Parallel prefix data retrieval method and system based on prefix tree structure

Technical Field

The invention relates to the field of information retrieval, in particular to a method and a system for retrieving parallelized prefix data based on a prefix tree structure.

Background

With the popularization of networks in the information era and the rapid development of emerging services such as big data and the like, network information shows an explosive growth trend. There is a huge amount of network prefix data in the global internet. In order to perform good management on the internet and perform timely detection and alarm on network abnormality, organization and construction of a network prefix information base become abnormally important.

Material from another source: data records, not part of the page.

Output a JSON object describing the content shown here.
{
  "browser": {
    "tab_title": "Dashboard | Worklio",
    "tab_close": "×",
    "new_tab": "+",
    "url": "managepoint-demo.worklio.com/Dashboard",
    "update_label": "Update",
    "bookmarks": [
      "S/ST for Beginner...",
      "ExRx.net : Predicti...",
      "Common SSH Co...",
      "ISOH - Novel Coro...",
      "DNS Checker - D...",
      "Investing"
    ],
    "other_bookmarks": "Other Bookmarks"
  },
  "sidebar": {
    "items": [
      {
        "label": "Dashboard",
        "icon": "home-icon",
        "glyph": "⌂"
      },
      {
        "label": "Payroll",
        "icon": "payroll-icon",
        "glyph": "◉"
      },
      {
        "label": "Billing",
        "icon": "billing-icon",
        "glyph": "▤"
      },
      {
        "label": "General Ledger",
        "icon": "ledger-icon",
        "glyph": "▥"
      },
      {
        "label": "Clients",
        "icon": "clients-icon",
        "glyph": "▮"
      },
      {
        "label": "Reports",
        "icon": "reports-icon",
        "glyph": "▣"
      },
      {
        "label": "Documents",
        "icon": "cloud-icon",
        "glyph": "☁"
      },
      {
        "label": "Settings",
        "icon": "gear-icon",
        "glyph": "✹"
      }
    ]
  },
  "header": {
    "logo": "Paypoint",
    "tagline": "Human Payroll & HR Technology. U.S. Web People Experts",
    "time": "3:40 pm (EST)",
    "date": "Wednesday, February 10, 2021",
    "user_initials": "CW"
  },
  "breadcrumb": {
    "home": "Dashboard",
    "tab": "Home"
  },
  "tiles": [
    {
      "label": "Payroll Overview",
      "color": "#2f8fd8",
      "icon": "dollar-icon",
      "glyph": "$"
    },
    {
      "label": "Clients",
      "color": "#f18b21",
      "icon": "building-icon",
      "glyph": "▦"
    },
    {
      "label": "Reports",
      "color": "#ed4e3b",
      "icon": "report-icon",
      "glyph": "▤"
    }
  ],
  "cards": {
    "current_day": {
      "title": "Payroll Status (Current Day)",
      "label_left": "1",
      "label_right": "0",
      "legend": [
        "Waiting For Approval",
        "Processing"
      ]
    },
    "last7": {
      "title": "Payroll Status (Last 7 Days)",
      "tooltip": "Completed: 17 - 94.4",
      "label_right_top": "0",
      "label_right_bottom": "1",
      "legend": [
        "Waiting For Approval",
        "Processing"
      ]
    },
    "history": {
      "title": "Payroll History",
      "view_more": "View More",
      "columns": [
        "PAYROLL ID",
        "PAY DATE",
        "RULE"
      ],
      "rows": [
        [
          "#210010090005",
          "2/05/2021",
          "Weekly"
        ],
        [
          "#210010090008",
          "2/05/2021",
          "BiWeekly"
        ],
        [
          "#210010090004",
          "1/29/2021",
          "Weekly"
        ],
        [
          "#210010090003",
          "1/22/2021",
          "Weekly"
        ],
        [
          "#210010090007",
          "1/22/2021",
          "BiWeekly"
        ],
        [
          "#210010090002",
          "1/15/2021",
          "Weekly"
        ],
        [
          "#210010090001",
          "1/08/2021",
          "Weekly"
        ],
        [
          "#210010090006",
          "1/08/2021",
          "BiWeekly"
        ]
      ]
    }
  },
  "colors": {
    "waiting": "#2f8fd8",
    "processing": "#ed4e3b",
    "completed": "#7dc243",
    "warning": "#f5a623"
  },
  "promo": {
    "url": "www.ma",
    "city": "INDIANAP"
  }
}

A network prefix is a collection of a set of IP addresses, each prefix representing a small network. In order to perform good management on the internet and perform timely detection and alarm on network abnormality, organization and construction of a network prefix information base are indispensable.

There are two main ways for constructing the information base of the network prefix:

1. and constructing the information base in a hash table mode. In the mode, the prefix is used as a Key Value, the information to be stored is used as a Value, and the information is stored in a Key Value pair mode;

2. and constructing an information base based on the form of the binary prefix tree. The method expresses prefix information in a binary form and constructs a binary tree for the network prefix information. Each binary tree node represents a network prefix, and data information is stored in the node. The prefix query and matching process is carried out in the binary tree, namely, the branches of the binary tree are selected downwards layer by layer according to the bits of the binary representation of the prefix to be retrieved until the target prefix is found.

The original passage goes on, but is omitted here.